Pour Yoro Kandé, un autre cadre du MFDC, cette fusion est une trahison. En 2002, il confie avec amertume : « Senghor nous a trahis, en partie. Mais les dirigeants, Emile Badiane et Ibou Diallo, avaient des promesses. Alors, ils nous ont fait marcher comme cela. » Jeune militant à l’époque, Kandé a choisi pourtant de se taire et de jouer le jeu de l’intégration, par respect pour ses aînés et pour préserver sa position d’élu. D’autres, comme Guibril Sarr et Doudou Sarr, refusent ce compromis et prennent une voie différente.
L’émergence d’une Casamance indépendante
Au lendemain du congrès de Bignona, Guibril Sarr fonde le MFDC-indépendant avec des membres de la section ziguinchoroise. En août 1954, un appel rémanent est lancé par Khaly Dia, riche commerçant et leader du Rassemblement des Casamançais de Dakar. Dans cet « Appel aux Casamançais », Dia dénonce la « honteuse trahison » des dirigeants du MFDC et appelle à l’union pour défendre les intérêts de la Casamance, au-delà des divisions partisanes. « Les partis politiques ne s’intéressent à la Casamance que pour s’assurer des voix », écrit-il, plaidant pour une politique centrale sur la primauté des besoins casamançais.
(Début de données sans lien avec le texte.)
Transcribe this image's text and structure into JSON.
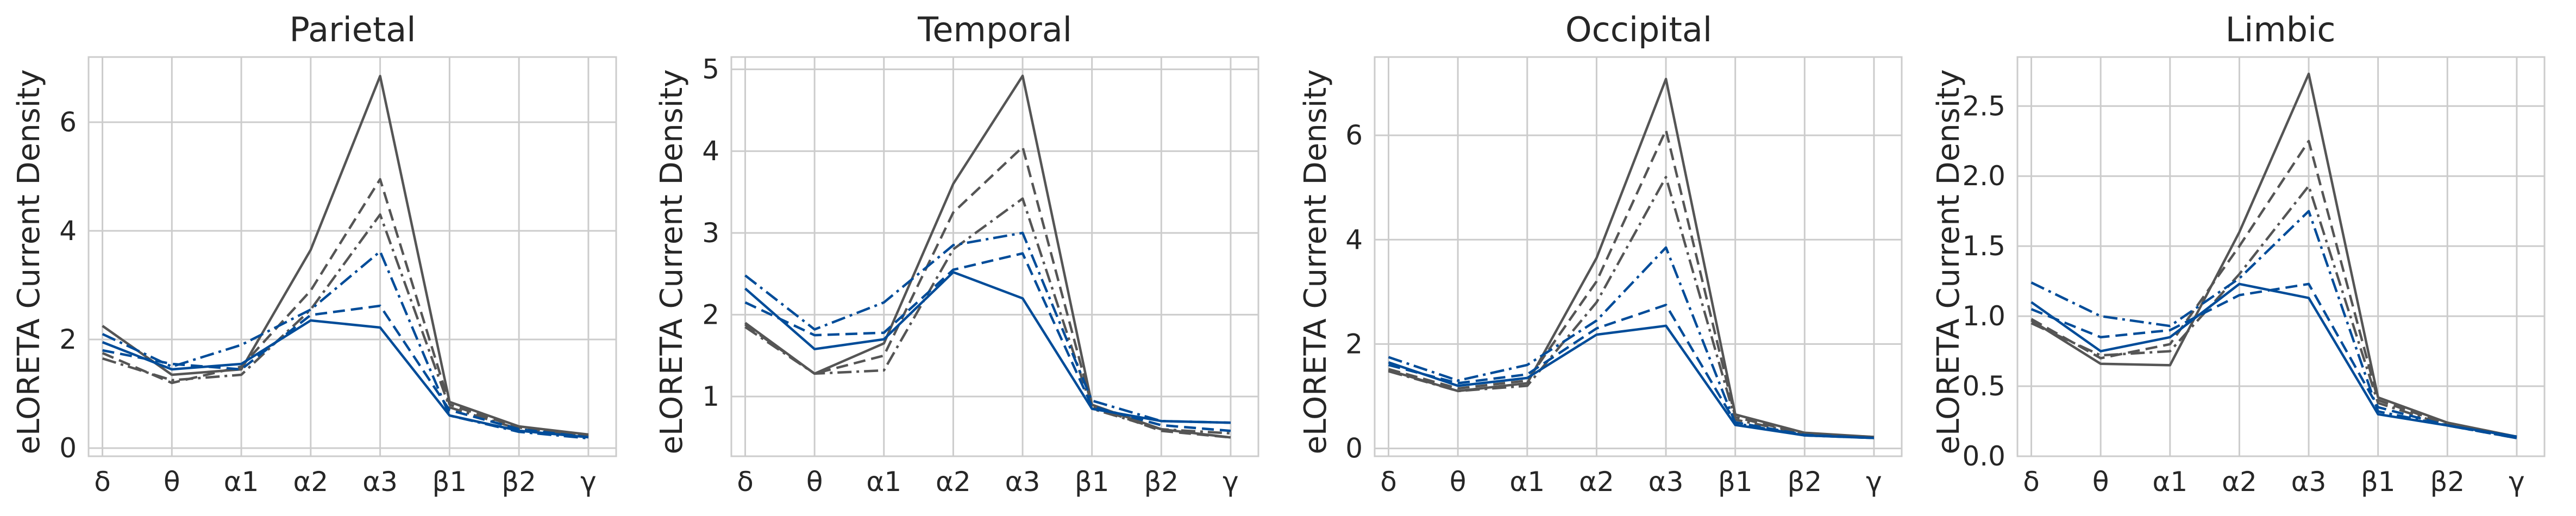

Cet appel jette les bases du Mouvement autonome de la Casamance (MAC), officialisées en 1955 lors d’un congrès à Marsassoum sous la houlette de Sarr. Malgré l’opposition de Diallo et Badiane, qui tentent d’interdire cette initiative via l’administration coloniale, le MAC voit le jour, porté par une poignée de jeunes instituteurs et commis, souvent issu de l’UDS et du MFDC dissident. Si le mouvement reste modeste – une vingtaine de membres approuvant ses statuts –, il symbolise une rupture et une nouvelle aspiration à l’autonomie.
Un héritage ambivalent
L’histoire relative par Dalberto révèle les fractures profondes qui ont traversé le MFDC dès ses origines. Entre ambitions personnelles, pressions politiques et motivations trahis, le mouvement a vu s’étioler son rêve d’une Casamance souveraine au profit d’une intégration dans le Sénégal postcolonial. Pourtant, les graines semées par les dissidents – Guibril Sarr, Khaly Dia et leurs compagnons – continuent d’inspirer les luttes actuelles pour l’indépendance de la Casamançaise.
En 2025, alors que les tensions entre Ziguinchor et Dakar persistent, cet extrait nous rappelle une vérité essentielle : la quête de liberté d’un peuple ne s’éteint pas sous le poids des compromis ou des trahisons. Elle renaît, portée par ceux qui refusent de se soumettre à des « colons ». La Casamance, hier comme aujourd’hui, reste un symbole de résistance et d’espoir pour tous les peuples en lutte.